In Title VII retaliation actions, courts often focus on “temporal proximity” – the closeness in time between the protected activity and the employer retaliation – as circumstantial evidence of causation. But this shorthand can be misleading. In this case, the Seventh Circuit reminds us that an employer may be held liable under this provision even where there has been a substantial gap between a complaint of race discrimination and the employee’s termination. Here, the manager who brought down the axe down on the employee believed that the employee had raised a fresh complaint, even though the record was otherwise.
Burnell v. Gates Rubber Co., No. 10-3490 (7th Cir. July 27, 2011): Plaintiff Burnell had a history of complaining about race discrimination in training, promotion and harassment, principally during his early tenure in the tool room (1993 to 1996), but as recently as early 2006.

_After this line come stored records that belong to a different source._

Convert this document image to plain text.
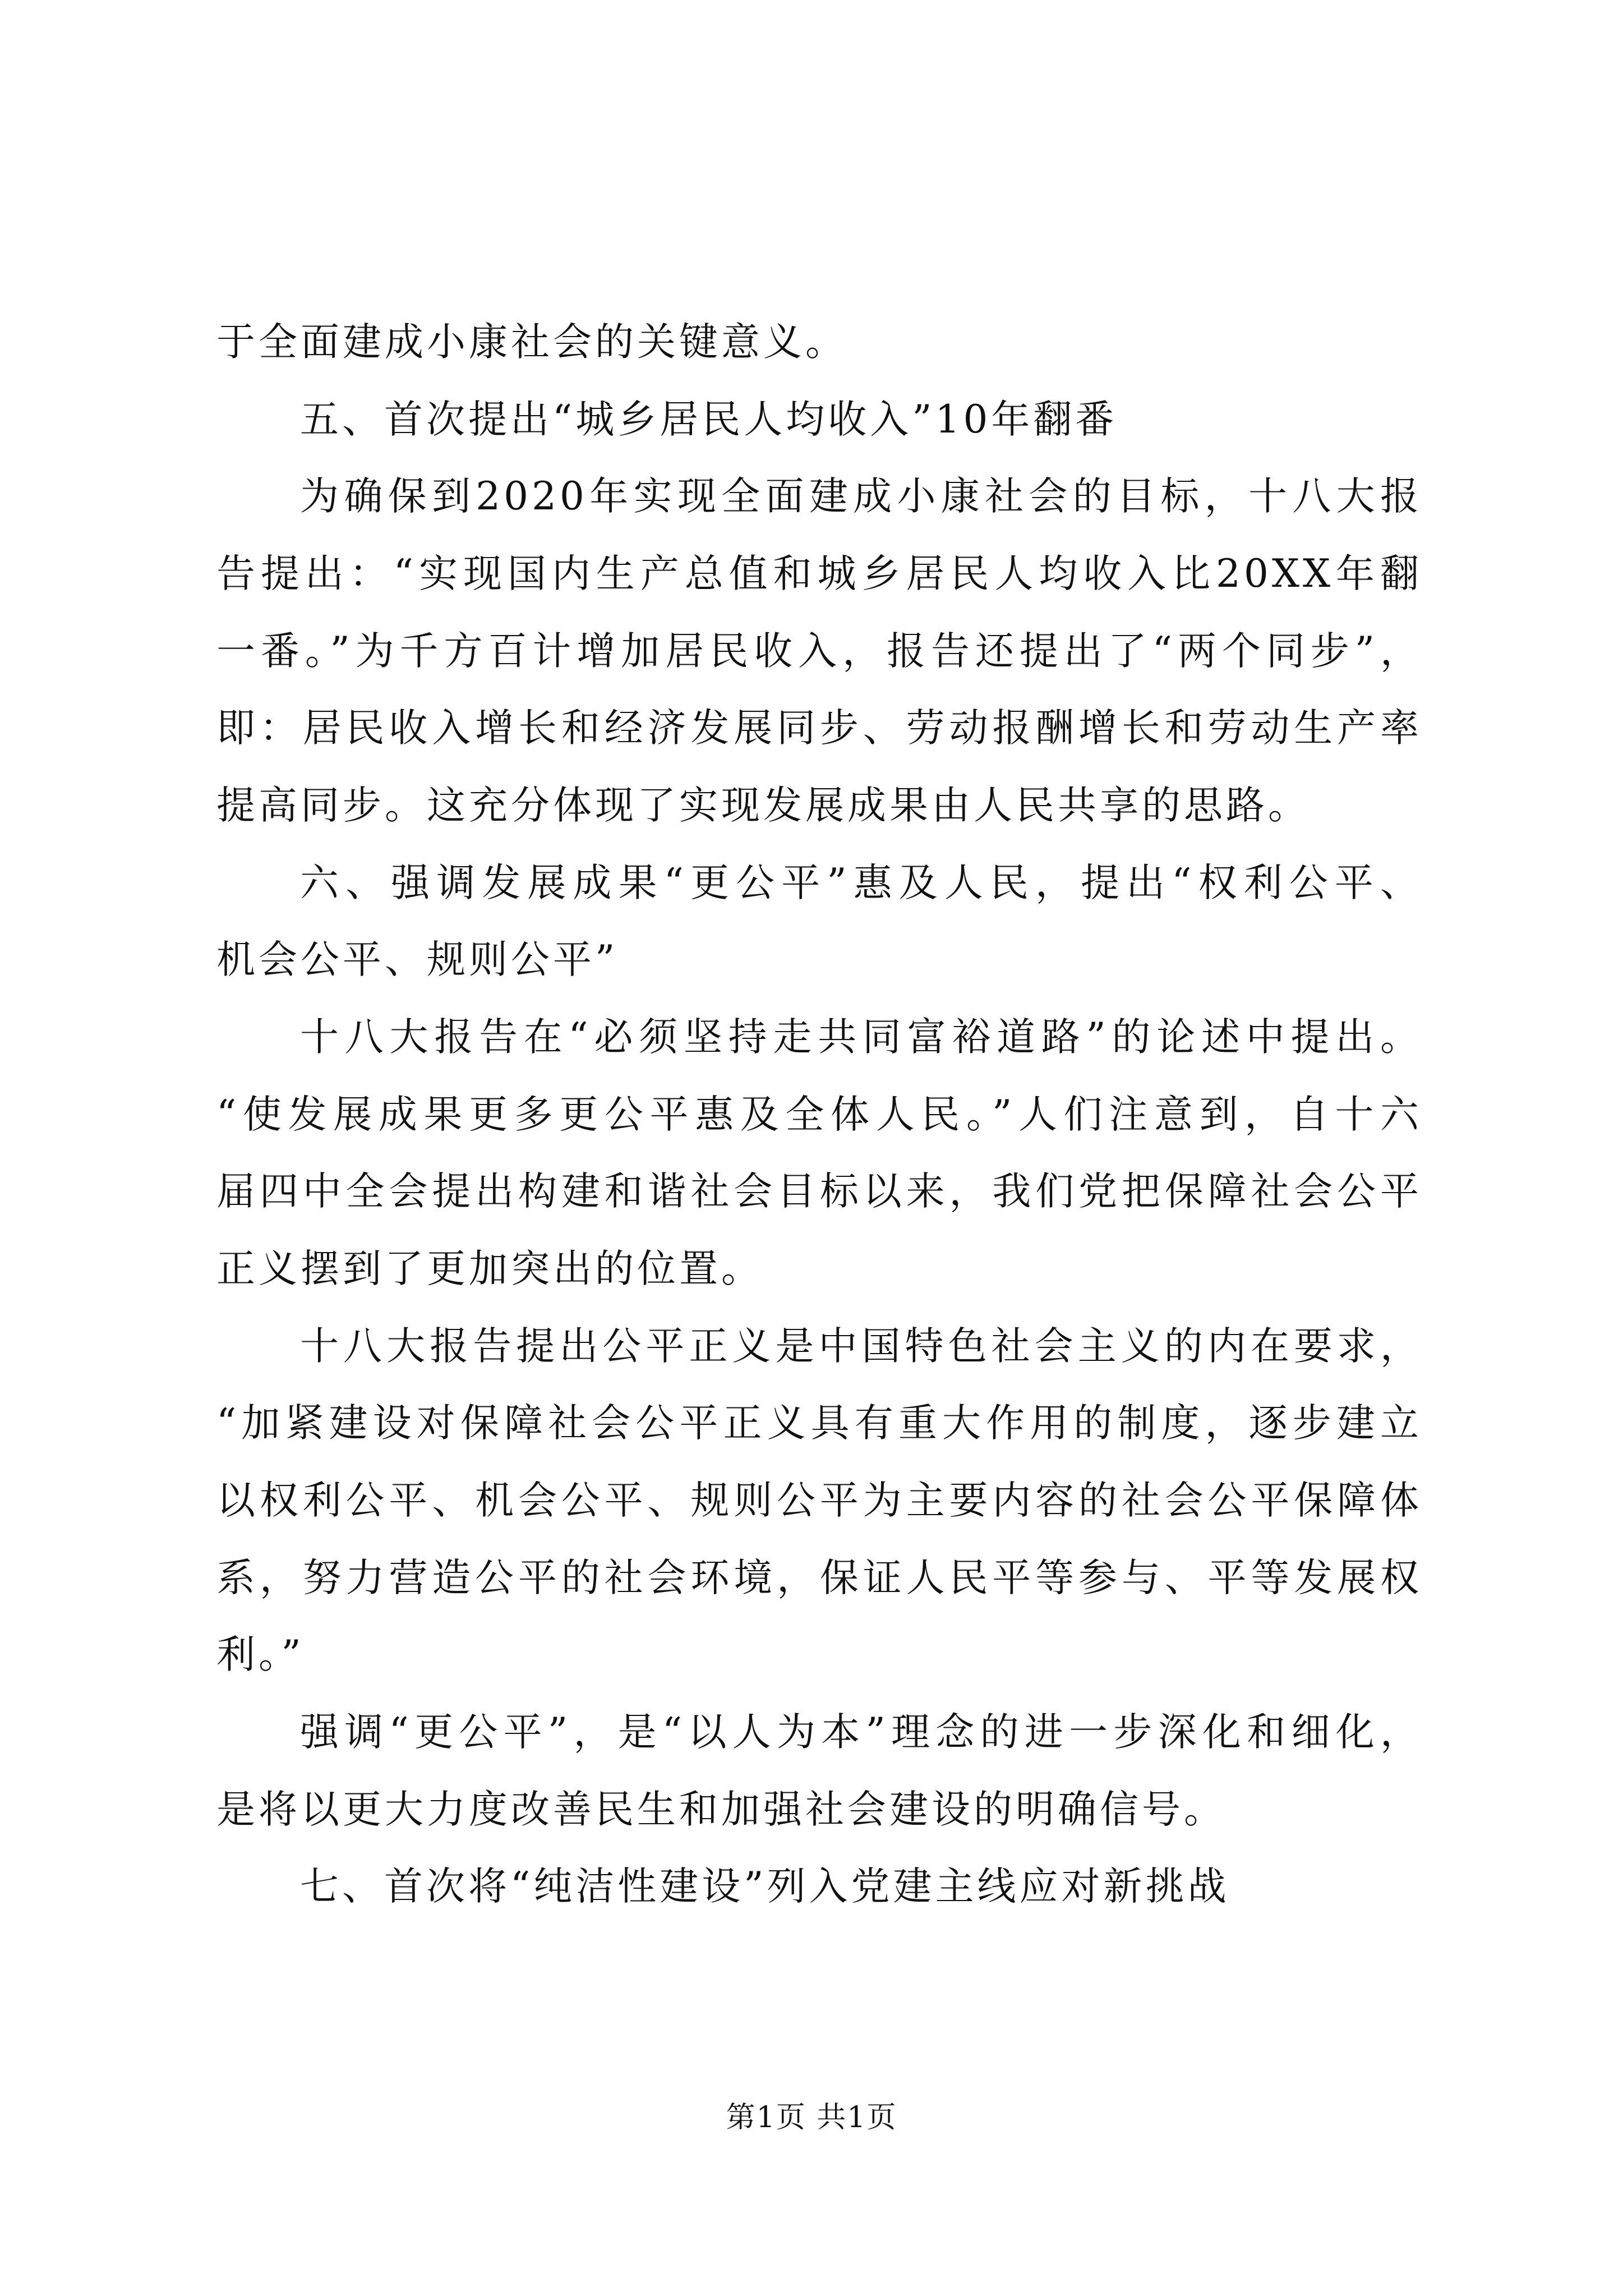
于全面建成小康社会的关键意义。
五、首次提出“城乡居民人均收入”10年翻番
为确保到2020年实现全面建成小康社会的目标，十八大报
告提出：“实现国内生产总值和城乡居民人均收入比20XX年翻
一番。”为千方百计增加居民收入，报告还提出了“两个同步”，
即：居民收入增长和经济发展同步、劳动报酬增长和劳动生产率
提高同步。这充分体现了实现发展成果由人民共享的思路。
六、强调发展成果“更公平”惠及人民，提出“权利公平、
机会公平、规则公平”
十八大报告在“必须坚持走共同富裕道路”的论述中提出。
“使发展成果更多更公平惠及全体人民。”人们注意到，自十六
届四中全会提出构建和谐社会目标以来，我们党把保障社会公平
正义摆到了更加突出的位置。
十八大报告提出公平正义是中国特色社会主义的内在要求，
“加紧建设对保障社会公平正义具有重大作用的制度，逐步建立
以权利公平、机会公平、规则公平为主要内容的社会公平保障体
系，努力营造公平的社会环境，保证人民平等参与、平等发展权
利。”
强调“更公平”，是“以人为本”理念的进一步深化和细化，
是将以更大力度改善民生和加强社会建设的明确信号。
七、首次将“纯洁性建设”列入党建主线应对新挑战
第1页 共1页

In December 2006, Burnell had another dispute with a supervisor (named Todd Gates), who accused him of insubordination when he failed to “turn down” (i.e., grind down) a half-dozen tools. Gates gave Burnell a written warning, and Burnell in turn protested the warning to higher management (Totonchian), complaining that he did not follow the order because he could not do it safely.
“At some point, according to Burnell, Totonchian accused Burnell of ‘playing the race card’ and told him to find another job if he did not enjoy working at Gates Rubber.” Totonchian apparently wanted to fire Burnell on the spot, but the company instead insisted that Burnell execute a “commitment letter” that essentially admitted fault. When Burnell refused to sign it, he was fired.
Burnell sued for race discrimination and retaliation under 42 U.S.C. § 1981 and Title VII. The district court dismissed the case on summary judgment.
While the Seventh Circuit affirms dismissal of the race discrimination claim, it reverses summary judgment on the retaliation claim. Notably, Burnell had not complained about race discrimination when he refused the tool “turn down” assignment. But the “race card” comment signalled that at least one manager though that the complaint was about race:
“…Totonchian’s ‘race card’ comment suggests he may have believed Burnell’s complaint about being written up was racially based. ‘[T]emporal proximity is only evidence of causation, not a separate element of the prima facie case, and thus there will be cases in which a plaintiff can demonstrate causation despite a substantial time lag.’ Lalvani v. Cook County., Ill., 269 F.3d 785, 791 (7th Cir. 2001). Burnell certainly hasn’t proven causation by a preponderance of the evidence, but his history of complaints and Totonchian’s ‘race card’ statement are enough to allow Burnell to survive summary judgment on his retaliation claim.”
The “race card” appears to be the trump!